As you can see, the HP Spectre did make trade-offs for thinness with respect to battery life. Under heavy load in our Battery Eater test, the Spectre's fans were spinning constantly and coupled with its robust Core i7 dual-core CPU, it drains the Spectre's understandably thin 38 WHr battery very quickly. However, under light duty workloads where the Spectre can breath a bit easier, it certainly fairs better, and finishes more in the middle of the pack.
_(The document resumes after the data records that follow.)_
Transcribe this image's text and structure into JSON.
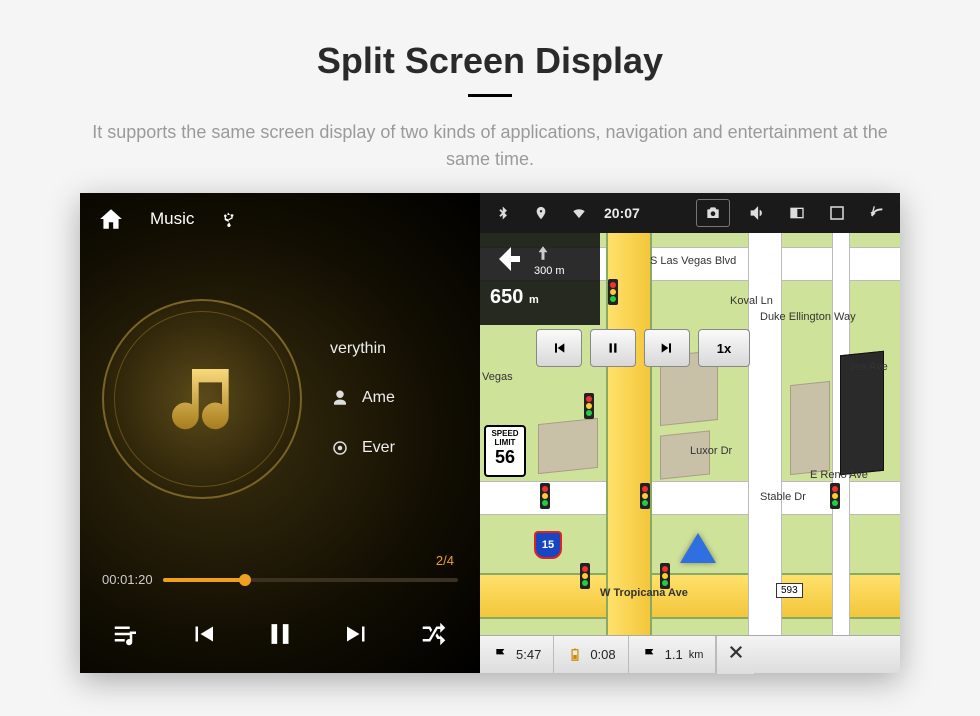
{
  "header": {
    "title": "Split Screen Display",
    "subtitle": "It supports the same screen display of two kinds of applications, navigation and entertainment at the same time."
  },
  "music": {
    "app_label": "Music",
    "tracks": [
      {
        "title": "verythin"
      },
      {
        "title": "Ame"
      },
      {
        "title": "Ever"
      }
    ],
    "track_index": "2/4",
    "elapsed": "00:01:20"
  },
  "status_bar": {
    "time": "20:07"
  },
  "nav": {
    "turn": {
      "next_distance_value": "300",
      "next_distance_unit": "m",
      "main_distance_value": "650",
      "main_distance_unit": "m"
    },
    "speed_limit": {
      "label1": "SPEED",
      "label2": "LIMIT",
      "value": "56"
    },
    "sim_speed": "1x",
    "interstate": "15",
    "exit_badge": "593",
    "streets": {
      "top": "S Las Vegas Blvd",
      "koval": "Koval Ln",
      "duke": "Duke Ellington Way",
      "vegas": "Vegas",
      "luxor": "Luxor Dr",
      "reno": "E Reno Ave",
      "stable": "Stable Dr",
      "trop": "W Tropicana Ave",
      "iles": "iles Ave"
    },
    "bottom": {
      "eta": "5:47",
      "dist1": "0:08",
      "dist2": "1.1",
      "dist2_unit": "km"
    }
  }
}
In our HD video loop test, the HP Spectre managed a little over four and a half hours of uptime before exhausting its battery. 

HP Spectre 13 Thermals And Acoustics: 
HP Spectre Bottom

For an ultralight like the HP Spectre, we surprisingly were met with little to no throttling limitations, and the machine routinely took top honors in our benchmarks thanks to its fast CPU setup and nimble NVMe SSD. HP attributes this to the Spectre’s Hyperbaric cooling system where the fans intake cool air from the outside and create significant air pressure inside the chassis to force away heat away. You can see the intake vents for this on the bottom side of the machine, while warm air exhaust pushes through a vent on the Spectre's gold colored aluminum rear plate. It’s very effective and the Spectre also stays cool under pressure with no major noticeable hot spots to the touch. Again, during our benchmark gauntlet, we didn't observe throttling, though extended heavy workloads, like gaming, may ramp up thermals over time. Also, unfortunately you do hear a bit of fan whine occasionally, though it’s not a showstopper. The Spectre is definitely not one of the quietest 13-inch machines I’ve ever heard, but it’s not the loudest either, though it does spin up randomly and not always just under load.